DMCI’s project joins six plants in various stages of planning and construction from San Miguel, Northern Cement, Eagle Cement and LafargeHolcim. In addition four existing plants are carrying out upgrades to increase their production capacity. Clearly, things are looking up for the local cement industry. DMCI follows San Miguel which announced that it was going to spend US$1bn on building five cement plants around the country in mid-2015.
In line with this kind of investment the Cement Manufacturers Association of the Philippines (CEMAP) said that cement sales had risen by 10.1% year-on-year to 20.1Mt in the first three quarters of 2016. This follows annual sales growth of 8.7% to 21.3Mt in 2014 and of 14.3% to 24Mt in 2015. CEMAP’s data for 2015 also shows that local demand overtook the country’s kiln capacity in 2014. Subsequently imports peaked to 314,000t in 2014, the highest level since 2002.

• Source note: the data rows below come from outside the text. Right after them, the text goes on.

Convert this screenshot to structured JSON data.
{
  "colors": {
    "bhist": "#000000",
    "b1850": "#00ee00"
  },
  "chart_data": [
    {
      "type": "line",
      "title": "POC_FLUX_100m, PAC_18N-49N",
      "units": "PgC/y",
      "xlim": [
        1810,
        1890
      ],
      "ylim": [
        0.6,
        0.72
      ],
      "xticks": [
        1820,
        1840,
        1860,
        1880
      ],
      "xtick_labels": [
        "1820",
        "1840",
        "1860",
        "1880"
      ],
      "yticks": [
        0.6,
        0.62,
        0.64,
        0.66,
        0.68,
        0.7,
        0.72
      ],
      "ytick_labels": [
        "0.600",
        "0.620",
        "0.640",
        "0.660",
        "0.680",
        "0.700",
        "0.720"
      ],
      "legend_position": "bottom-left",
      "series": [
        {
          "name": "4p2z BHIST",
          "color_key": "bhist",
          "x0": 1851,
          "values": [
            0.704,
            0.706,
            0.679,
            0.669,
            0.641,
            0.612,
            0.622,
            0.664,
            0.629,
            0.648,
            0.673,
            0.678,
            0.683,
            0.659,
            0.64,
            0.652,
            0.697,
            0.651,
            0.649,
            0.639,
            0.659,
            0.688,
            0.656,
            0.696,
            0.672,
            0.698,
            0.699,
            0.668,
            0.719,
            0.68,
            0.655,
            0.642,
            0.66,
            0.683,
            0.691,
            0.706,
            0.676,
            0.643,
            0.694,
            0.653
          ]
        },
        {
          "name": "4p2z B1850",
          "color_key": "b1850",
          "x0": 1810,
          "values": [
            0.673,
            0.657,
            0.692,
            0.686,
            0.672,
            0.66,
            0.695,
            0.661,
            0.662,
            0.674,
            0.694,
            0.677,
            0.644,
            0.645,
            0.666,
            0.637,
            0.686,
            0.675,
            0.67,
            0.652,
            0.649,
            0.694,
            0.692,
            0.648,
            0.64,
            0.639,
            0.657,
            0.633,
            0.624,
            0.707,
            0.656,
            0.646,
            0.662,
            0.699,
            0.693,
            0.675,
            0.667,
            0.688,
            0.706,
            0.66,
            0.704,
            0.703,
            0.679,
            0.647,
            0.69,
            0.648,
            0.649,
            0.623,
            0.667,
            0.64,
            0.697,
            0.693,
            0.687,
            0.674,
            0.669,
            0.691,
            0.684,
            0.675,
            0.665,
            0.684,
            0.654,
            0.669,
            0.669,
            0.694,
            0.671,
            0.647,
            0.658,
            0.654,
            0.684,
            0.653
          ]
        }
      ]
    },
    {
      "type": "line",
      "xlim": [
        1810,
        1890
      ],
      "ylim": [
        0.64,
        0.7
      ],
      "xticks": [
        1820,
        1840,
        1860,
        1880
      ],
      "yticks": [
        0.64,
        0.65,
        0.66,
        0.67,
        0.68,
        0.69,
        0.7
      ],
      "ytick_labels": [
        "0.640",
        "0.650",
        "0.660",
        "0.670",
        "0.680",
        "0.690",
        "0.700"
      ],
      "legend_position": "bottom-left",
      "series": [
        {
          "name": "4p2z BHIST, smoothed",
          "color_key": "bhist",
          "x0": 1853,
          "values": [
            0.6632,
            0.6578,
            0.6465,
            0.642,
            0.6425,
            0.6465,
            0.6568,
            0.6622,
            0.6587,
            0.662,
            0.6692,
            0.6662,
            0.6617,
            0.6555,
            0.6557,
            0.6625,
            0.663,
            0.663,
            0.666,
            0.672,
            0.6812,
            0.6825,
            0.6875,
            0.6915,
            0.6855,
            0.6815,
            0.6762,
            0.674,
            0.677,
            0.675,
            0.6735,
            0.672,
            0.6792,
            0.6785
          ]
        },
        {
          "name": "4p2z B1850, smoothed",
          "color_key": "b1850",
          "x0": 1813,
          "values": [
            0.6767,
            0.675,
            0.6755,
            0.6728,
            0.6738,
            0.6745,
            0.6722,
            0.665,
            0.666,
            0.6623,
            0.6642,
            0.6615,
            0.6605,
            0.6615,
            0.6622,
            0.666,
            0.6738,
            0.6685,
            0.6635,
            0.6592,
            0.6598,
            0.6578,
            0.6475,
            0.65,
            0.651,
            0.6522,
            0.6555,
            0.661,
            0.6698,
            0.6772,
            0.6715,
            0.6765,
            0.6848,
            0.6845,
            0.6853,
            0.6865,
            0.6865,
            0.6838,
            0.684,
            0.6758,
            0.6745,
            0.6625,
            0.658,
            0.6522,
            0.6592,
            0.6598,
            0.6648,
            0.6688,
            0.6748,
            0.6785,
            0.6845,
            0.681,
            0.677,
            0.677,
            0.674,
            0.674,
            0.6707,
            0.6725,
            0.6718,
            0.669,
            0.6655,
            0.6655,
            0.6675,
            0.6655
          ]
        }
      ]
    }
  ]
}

The country’s second largest producer Republic Cement, a joint venture between CRH and Aboitiz, reported sales growth similar to CEMAP’s one for the first three months of the year. LafargeHolcim, the largest producer, didn’t reveal any figures in its third quarter report but it marked the Philippines as one of its key contributors in the quarter. By contrast, Cemex noted lower growth in its third quarter report at 4% for the nine months to September 2016. It also said that the government transition following the election had slowed cement consumption, especially from infrastructure projects.
The Philippine cement industry is in the enviable position of being in a boom. The kind of problems it has to cope with includes provincial cement shortages, lobbying to increase usage of blended cements, scrutiny of prices by the government and a rise in technical smuggling. Once the new plants and upgrades start becoming operational the true nature of the market should become more apparent. At present it looks likely that DCMI gamble may turn out to be a wise one. The next question will be how many more companies want a piece of the piece too?
Philippines: DMCI Holdings is planning to spend US$180m to build a 1.7Mt/yr cement plant on Semirara Island in the Visayan Islands. The plant will also include a 0.4Mt/yr grinding mill and a captive power plant. DMCI is also planning to build three cement grinding plants in Batangas, Iloilo and Zamboanga, for a cost of US$188m, to give it access to markets throughout the country, according to the Business Mirror newspaper. The plants will be completed by 2020. Victor Limlingan, the managing director of DMCI, said that the company hopes to benefit from the government’s infrastructure spending.